Axon does not solve the issue with the duplicate processing, so you yourself have to make sure that the handlers are idempotent. This becomes even more important when you want to use the dead letter queues, as Axon does no longer guarantee a one-time-delivery but instead it becomes an at-least-once-delivery - even without replay. This is usually easier said that done, so we have only very few parts where we actually implemented idempotency for the dead letter queues. However, if possible you should design at least your command handlers to be idempotent right from the start.

So maybe let’s put the issue with idempotency aside. When we handle events we usually have handlers for the projections (think JPA based entities) and handlers with side effects (sending mails for instance) in the same processing group. Those handlers usually rely on the projections and thus have a higher order so they are executed after the projection handlers. When we decide that we want to replay the handlers (for instance because some data is missing in the projections) we reset the processing group. The handlers for the projections have a reset handler which deletes the whole projection. The handlers with side effects are annotated with @DisallowReplay which means that those side effects are not executed a second time.

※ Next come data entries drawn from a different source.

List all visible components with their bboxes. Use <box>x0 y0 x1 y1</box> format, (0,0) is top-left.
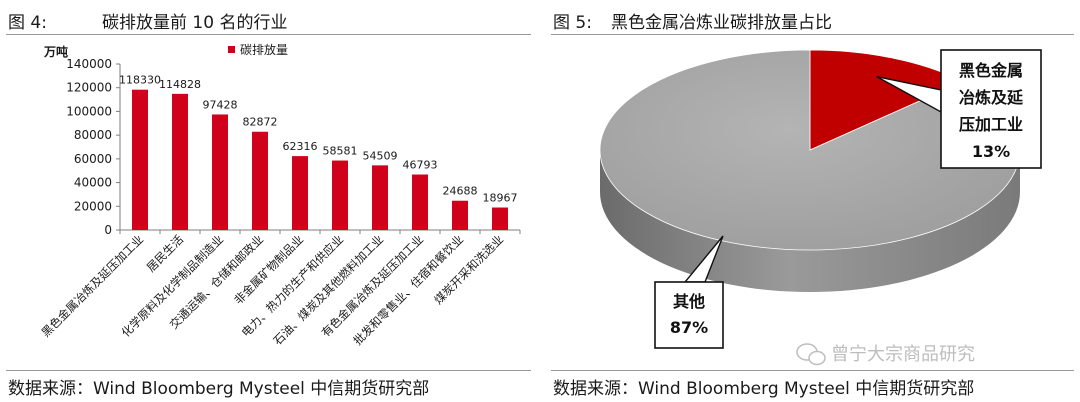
y-axis-tick-label: 20000 <box>74 199 112 213</box>
bar-data-label: 118330 <box>119 74 161 87</box>
bar <box>412 174 428 230</box>
bar-data-label: 24688 <box>443 185 478 198</box>
bar-data-label: 82872 <box>243 116 278 129</box>
bar-data-label: 58581 <box>323 145 358 158</box>
y-axis-tick-label: 100000 <box>66 104 112 118</box>
y-axis-unit-label: 万吨 <box>43 44 68 59</box>
left-figure-number: 图 4: <box>8 13 47 33</box>
y-axis-tick-label: 0 <box>104 223 112 237</box>
callout-box-main <box>940 49 1042 169</box>
left-figure-panel: 图 4: 碳排放量前 10 名的行业 万吨 碳排放量 0 20000 40000 6000… <box>0 0 537 402</box>
bar-data-label: 18967 <box>483 192 518 205</box>
pie-percent-label-other: 87% <box>670 318 708 337</box>
bar <box>492 207 508 230</box>
watermark: 曾宁大宗商品研究 <box>796 343 975 366</box>
pie-chart: 黑色金属冶炼及延压加工业 13% 其他 87% 曾宁大宗商品研究 <box>599 49 1042 366</box>
right-source-text: 数据来源：Wind Bloomberg Mysteel 中信期货研究部 <box>553 379 975 399</box>
y-axis-tick-label: 40000 <box>74 176 112 190</box>
right-figure-title: 黑色金属冶炼业碳排放量占比 <box>611 13 832 33</box>
y-axis-tick-label: 140000 <box>66 57 112 71</box>
bar-chart: 万吨 碳排放量 0 20000 40000 60000 80000 100000 120000 1… <box>39 42 521 348</box>
x-axis-category-label: 煤炭开采和洗选业 <box>431 232 506 307</box>
pie-percent-label-main: 13% <box>972 142 1010 161</box>
right-figure-source: 数据来源：Wind Bloomberg Mysteel 中信期货研究部 <box>551 370 1074 401</box>
bar <box>452 200 468 230</box>
y-axis-tick-label: 60000 <box>74 152 112 166</box>
legend-label: 碳排放量 <box>240 42 288 57</box>
bar-data-label: 54509 <box>363 149 398 162</box>
watermark-text: 曾宁大宗商品研究 <box>831 344 975 365</box>
right-figure-panel: 图 5: 黑色金属冶炼业碳排放量占比 黑色金属冶炼及延压加工业 13% 其他 87% 曾… <box>545 0 1080 402</box>
bar <box>132 89 148 230</box>
bar <box>252 131 268 230</box>
bar <box>172 93 188 230</box>
bar-data-label: 46793 <box>403 159 438 172</box>
pie-category-label-main: 冶炼及延 <box>959 88 1024 107</box>
bar-data-label: 97428 <box>203 98 238 111</box>
bar-data-label: 62316 <box>283 140 318 153</box>
left-source-text: 数据来源：Wind Bloomberg Mysteel 中信期货研究部 <box>8 379 430 399</box>
right-figure-header: 图 5: 黑色金属冶炼业碳排放量占比 <box>551 4 1074 35</box>
left-figure-header: 图 4: 碳排放量前 10 名的行业 <box>6 4 531 35</box>
y-axis-tick-label: 80000 <box>74 128 112 142</box>
right-figure-number: 图 5: <box>553 13 592 33</box>
bar <box>212 114 228 230</box>
x-axis-category-label: 非金属矿物制品业 <box>231 232 306 307</box>
pie-category-label-other: 其他 <box>673 292 705 311</box>
legend-swatch <box>228 46 235 53</box>
bar-data-label: 114828 <box>159 78 201 91</box>
bar <box>292 156 308 230</box>
y-axis-tick-label: 120000 <box>66 81 112 95</box>
left-figure-title: 碳排放量前 10 名的行业 <box>102 13 288 33</box>
bar <box>332 160 348 230</box>
pie-side-wall <box>600 150 1020 292</box>
left-figure-source: 数据来源：Wind Bloomberg Mysteel 中信期货研究部 <box>6 370 531 401</box>
callout-box-other <box>654 281 724 349</box>
pie-category-label-main: 黑色金属 <box>959 61 1023 80</box>
wechat-icon-bubble <box>808 350 826 366</box>
pie-category-label-main: 压加工业 <box>959 115 1023 134</box>
bar <box>372 165 388 230</box>
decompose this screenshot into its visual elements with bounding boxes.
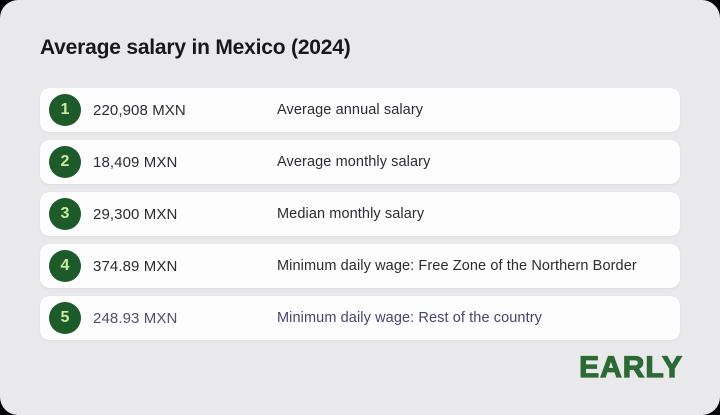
rank-number: 4: [60, 257, 70, 274]
early-brand-logo: EARLY: [578, 350, 683, 384]
stat-value: 248.93 MXN: [93, 309, 178, 327]
stat-value: 29,300 MXN: [93, 205, 178, 223]
rank-number: 2: [60, 153, 70, 170]
stat-row-min-wage-rest-of-country: 5 248.93 MXN Minimum daily wage: Rest of…: [40, 296, 680, 340]
stat-label: Average monthly salary: [277, 154, 431, 170]
stat-label: Minimum daily wage: Rest of the country: [277, 310, 543, 326]
page-title: Average salary in Mexico (2024): [40, 36, 351, 59]
stat-value: 374.89 MXN: [93, 257, 178, 275]
stat-row-median-monthly-salary: 3 29,300 MXN Median monthly salary: [40, 192, 680, 236]
rank-badge: 1: [49, 94, 81, 126]
rank-badge: 5: [49, 302, 81, 334]
rank-number: 5: [60, 309, 70, 326]
stat-label: Average annual salary: [277, 102, 424, 118]
rank-badge: 4: [49, 250, 81, 282]
stat-row-monthly-salary: 2 18,409 MXN Average monthly salary: [40, 140, 680, 184]
stat-value: 220,908 MXN: [93, 101, 186, 119]
stats-list: 1 220,908 MXN Average annual salary 2 18…: [40, 88, 680, 348]
stat-label: Median monthly salary: [277, 206, 425, 222]
stat-row-annual-salary: 1 220,908 MXN Average annual salary: [40, 88, 680, 132]
rank-number: 1: [60, 101, 70, 118]
stat-value: 18,409 MXN: [93, 153, 178, 171]
stat-label: Minimum daily wage: Free Zone of the Nor…: [277, 258, 637, 274]
rank-badge: 2: [49, 146, 81, 178]
stat-row-min-wage-border-zone: 4 374.89 MXN Minimum daily wage: Free Zo…: [40, 244, 680, 288]
rank-badge: 3: [49, 198, 81, 230]
rank-number: 3: [60, 205, 70, 222]
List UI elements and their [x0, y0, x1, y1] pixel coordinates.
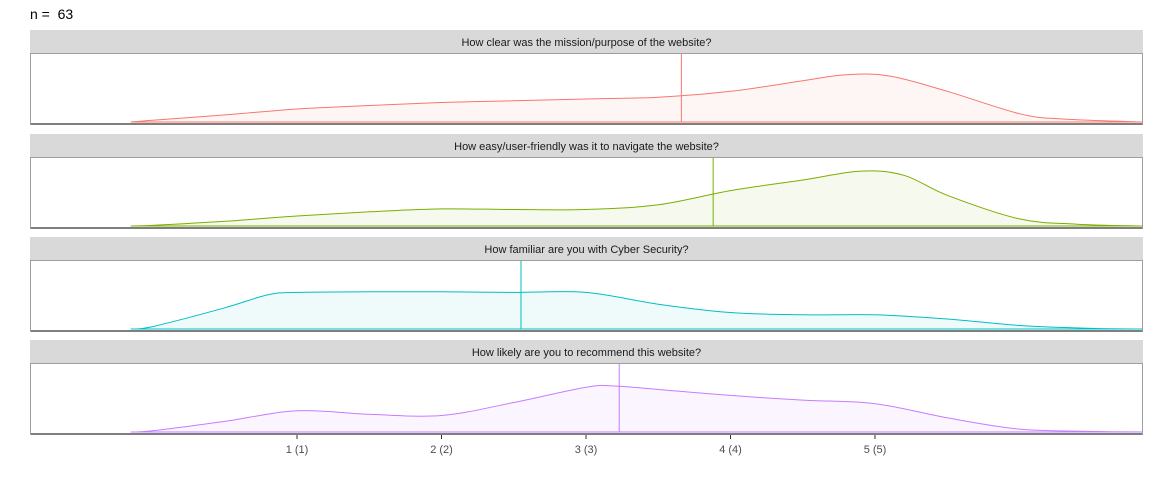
- panel-strip: [30, 237, 1143, 260]
- panel-title: How easy/user-friendly was it to navigat…: [454, 141, 719, 153]
- density-area: [130, 291, 1143, 330]
- density-curve: [130, 291, 1143, 330]
- x-axis-tick-label: 1 (1): [286, 444, 309, 456]
- density-area: [130, 385, 1143, 433]
- sample-size-label: n = 63: [30, 6, 73, 22]
- panel-strip: [30, 134, 1143, 157]
- x-axis-tick-label: 2 (2): [430, 444, 453, 456]
- panel-title: How clear was the mission/purpose of the…: [461, 37, 711, 49]
- panel-title: How likely are you to recommend this web…: [472, 347, 701, 359]
- x-axis-tick-label: 4 (4): [719, 444, 742, 456]
- density-curve: [130, 73, 1143, 123]
- density-area: [130, 170, 1143, 226]
- x-axis-tick-label: 5 (5): [864, 444, 887, 456]
- density-curve: [130, 170, 1143, 227]
- density-curve: [130, 384, 1143, 433]
- panel-strip: [30, 340, 1143, 363]
- sample-size-value: 63: [57, 6, 74, 22]
- density-area: [130, 74, 1143, 122]
- x-axis-tick-label: 3 (3): [575, 444, 598, 456]
- panel-title: How familiar are you with Cyber Security…: [484, 244, 688, 256]
- sample-size-prefix: n =: [30, 6, 50, 22]
- panel-strip: [30, 30, 1143, 53]
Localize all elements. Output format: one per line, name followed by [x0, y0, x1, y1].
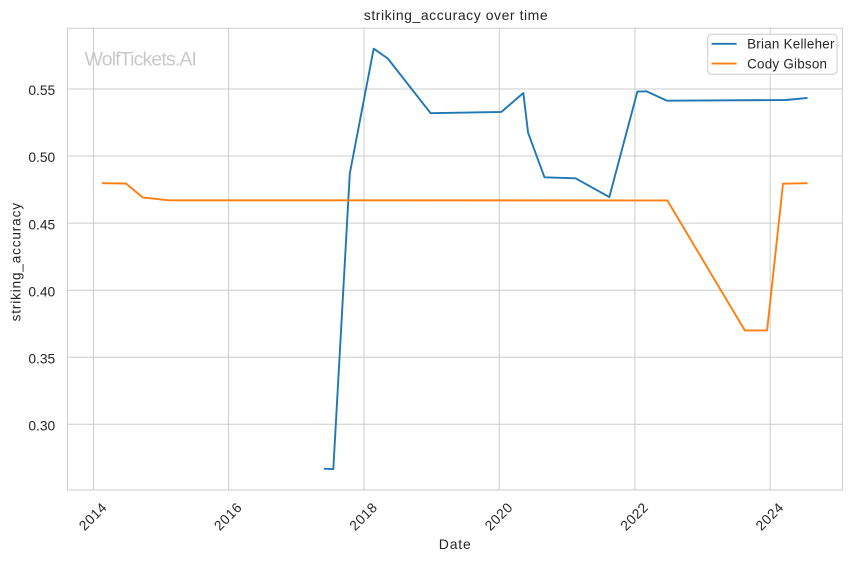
- svg-text:striking_accuracy over time: striking_accuracy over time: [364, 7, 548, 23]
- svg-text:0.55: 0.55: [28, 83, 55, 98]
- svg-text:Cody Gibson: Cody Gibson: [747, 56, 827, 71]
- svg-text:Date: Date: [439, 536, 472, 552]
- svg-text:0.40: 0.40: [28, 284, 55, 299]
- svg-text:striking_accuracy: striking_accuracy: [9, 202, 24, 321]
- svg-text:WolfTickets.AI: WolfTickets.AI: [85, 48, 197, 70]
- svg-text:2024: 2024: [753, 500, 787, 534]
- svg-text:Brian Kelleher: Brian Kelleher: [747, 37, 835, 52]
- svg-text:0.45: 0.45: [28, 217, 55, 232]
- svg-text:0.30: 0.30: [28, 418, 55, 433]
- svg-text:0.50: 0.50: [28, 150, 55, 165]
- svg-text:2022: 2022: [618, 500, 652, 534]
- svg-text:2020: 2020: [482, 500, 516, 534]
- svg-text:2016: 2016: [211, 500, 245, 534]
- svg-text:2014: 2014: [76, 500, 110, 534]
- svg-text:2018: 2018: [347, 500, 381, 534]
- svg-text:0.35: 0.35: [28, 351, 55, 366]
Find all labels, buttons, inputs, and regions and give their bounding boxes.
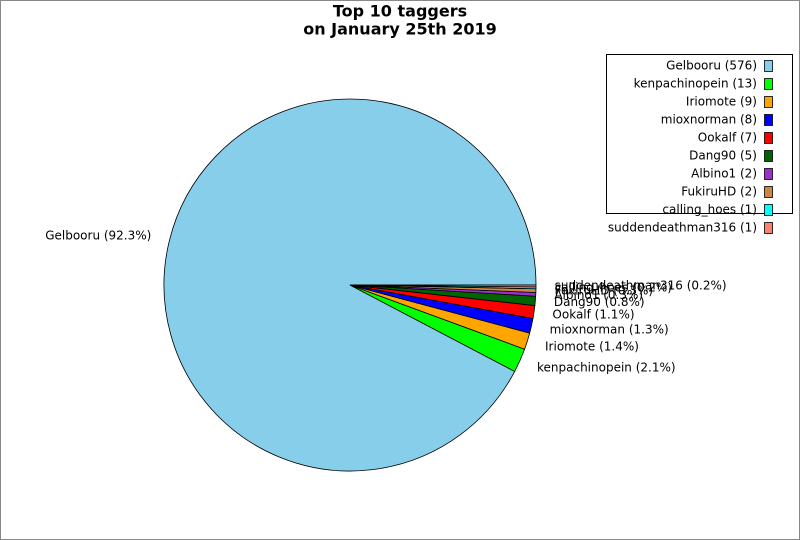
slice-label: calling_hoes (0.2%)	[555, 281, 672, 295]
slice-label: Albino1 (0.3%)	[554, 288, 643, 302]
legend-label: Iriomote (9)	[686, 95, 757, 109]
slice-label: Ookalf (1.1%)	[552, 307, 634, 321]
pie-slice	[163, 98, 537, 472]
slice-label: suddendeathman316 (0.2%)	[555, 279, 727, 293]
legend-swatch	[764, 78, 773, 90]
legend-label: kenpachinopein (13)	[634, 77, 757, 91]
slice-label: kenpachinopein (2.1%)	[537, 361, 676, 375]
legend-swatch	[764, 186, 773, 198]
legend-label: Ookalf (7)	[698, 131, 757, 145]
legend-label: mioxnorman (8)	[661, 113, 757, 127]
legend-swatch	[764, 60, 773, 72]
legend-label: Albino1 (2)	[691, 167, 757, 181]
chart-title: Top 10 taggers	[333, 2, 467, 21]
legend-swatch	[764, 204, 773, 216]
pie-slice	[349, 284, 537, 288]
legend-label: Gelbooru (576)	[666, 59, 757, 73]
legend-label: calling_hoes (1)	[662, 203, 757, 217]
slice-label: Dang90 (0.8%)	[554, 295, 645, 309]
chart-title: on January 25th 2019	[303, 20, 497, 39]
legend-swatch	[764, 168, 773, 180]
legend-swatch	[764, 96, 773, 108]
legend-swatch	[764, 222, 773, 234]
slice-label: Iriomote (1.4%)	[545, 339, 639, 353]
legend-swatch	[764, 132, 773, 144]
legend-swatch	[764, 114, 773, 126]
slice-label: Gelbooru (92.3%)	[45, 229, 151, 243]
legend-label: FukiruHD (2)	[681, 185, 757, 199]
slice-label: mioxnorman (1.3%)	[550, 322, 669, 336]
legend-swatch	[764, 150, 773, 162]
legend-box	[606, 54, 793, 214]
slice-label: FukiruHD (0.3%)	[555, 284, 654, 298]
legend-label: suddendeathman316 (1)	[608, 221, 757, 235]
legend-label: Dang90 (5)	[689, 149, 757, 163]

However, we do have some situations in which we want to execute some of those side effects during a replay (for instance if we have to send some missing data via commands to another system). In this case we use a custom replay context (which can be added during the replay of the processing group) and use it to decide which side effects should be executed during the replay and which should not. We developed an own replay context containing so called tags and a derivate of the @DisallowReplay annotation which recognizes those tags (so we can say: The replay is disallowed for this handler except for some specific tags).

Now about downtime. We reset the processing groups as part of our database migration (we actually use Liquibase to mark certain processing groups to be reset after start) and thus as part of the installation of a new version. Those installations usually come with downtime at the weekend anyway and we don’t expect users to work with the application right away. So we accept that some projections are not up to date when the application has just been restarted. However, we are well aware that the replay takes some time when there are a lot of events in the system already.

I hope that answers at least some of your questions.

Best regards

Nils

1 Like

I have nothing to add to Nils his reply here! Pretty sure that’ll help you quite a bit, @mathew_25.

However, I do want to react on this part of your post:

I’d wager you were missing some parts in the documentation if you came here. Sure, that’s what the forum is for, but I am always on the lookout to improve the write-down we have. The most extensive description we currently have is likely within our course material, specifically this course. Nonetheless, if you see any specific ‘missers’ you would have expected, @mathew_25, I am all ears.